Class action claims Expedia violates identify theft prevention statute

Ann Knef Jul. 31, 2007, 11:00am

A class action lawsuit filed against Expedia, Inc. claims the online travel agency printed more than five digits of customers' credit card numbers in violation of a federal statute designed to prevent identity theft.

Williamson County resident Natalie Sutton seeks punitive and statutory damages, as well as attorneys' fees, costs and a permanent injunction enjoining Expedia, doing business as, from engaging in conduct that violates the Fair and Accurate Transaction Act (FACTA).

The suit, filed in U.S. District Court for the Southern District of Illinois on Tuesday, also names "Does 1 through 10" as fictitious defendants.
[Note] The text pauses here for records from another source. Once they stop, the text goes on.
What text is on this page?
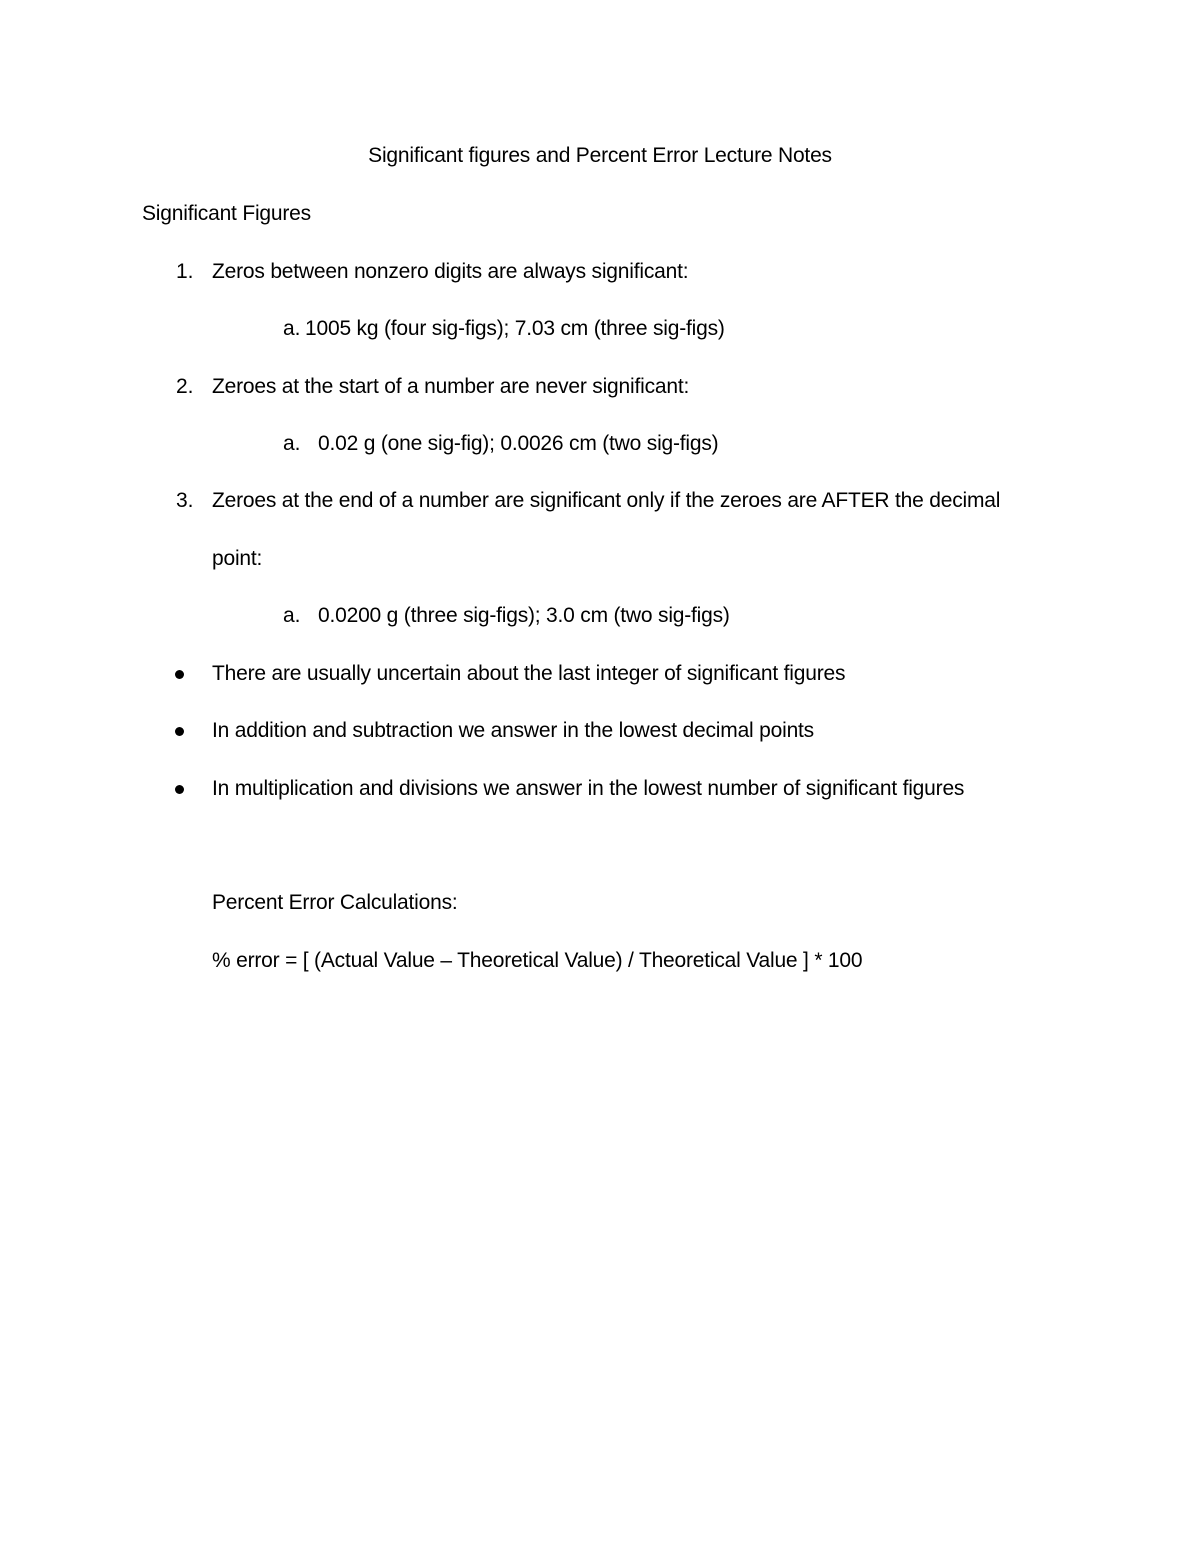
Significant figures and Percent Error Lecture Notes
Significant Figures
1. Zeros between nonzero digits are always significant:
a. 1005 kg (four sig-figs); 7.03 cm (three sig-figs)
2. Zeroes at the start of a number are never significant:
a. 0.02 g (one sig-fig); 0.0026 cm (two sig-figs)
3. Zeroes at the end of a number are significant only if the zeroes are AFTER the decimal
point:
a. 0.0200 g (three sig-figs); 3.0 cm (two sig-figs)
There are usually uncertain about the last integer of significant figures
In addition and subtraction we answer in the lowest decimal points
In multiplication and divisions we answer in the lowest number of significant figures
Percent Error Calculations:
% error = [ (Actual Value – Theoretical Value) / Theoretical Value ] * 100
When their true names are ascertained, pleadings will be amended as necessary, the complaint states.

FACTA was passed in 2003 and provides that anyone accepting credit or debit cards may not print more than the last five digits of the card number or the expiration date upon any receipt provided to the cardholder at the point of sale or transaction.

Credit card machines put into use after Jan. 1, 2005, required immediate compliance with FACTA. Machines in use before Jan. 1, 2005, were required to be in compliance by Dec. 4, 2006.

"Despite knowing and being repeatedly informed about FACTA and the importance of truncating credit card and debit card numbers and preventing the printing of expiration dates on receipts, and despite having had more than three years to comply with FACTA's requirements, Defendant willfully violated and continues to violate FACTA's requirements...," the complaint states.

Represented by John R. Patchett of Marion, as well as Barrett & Associates of Nashville, Tenn. and Spragins, Barnett & Cobb and Gilbert & Russell of Jackson, Tenn., the suit claims that there are "at minimum" hundreds of members of the proposed class.

The complaint states that a class action is a superior method of adjudicating claims.

"While the aggregate damages which may be awarded to the members of the class are likely to be substantial, the damages suffered by the individual members of the class are relatively small," the complaint states.

"As a result, the expense and burden of individual litigation makes it economically infeasible and procedurally impracticable for each member of the class to individually seek redress for the wrongs done to them.

"Plaintiff does not know of any other litigation concerning this controversy already commenced by or against any member of the class."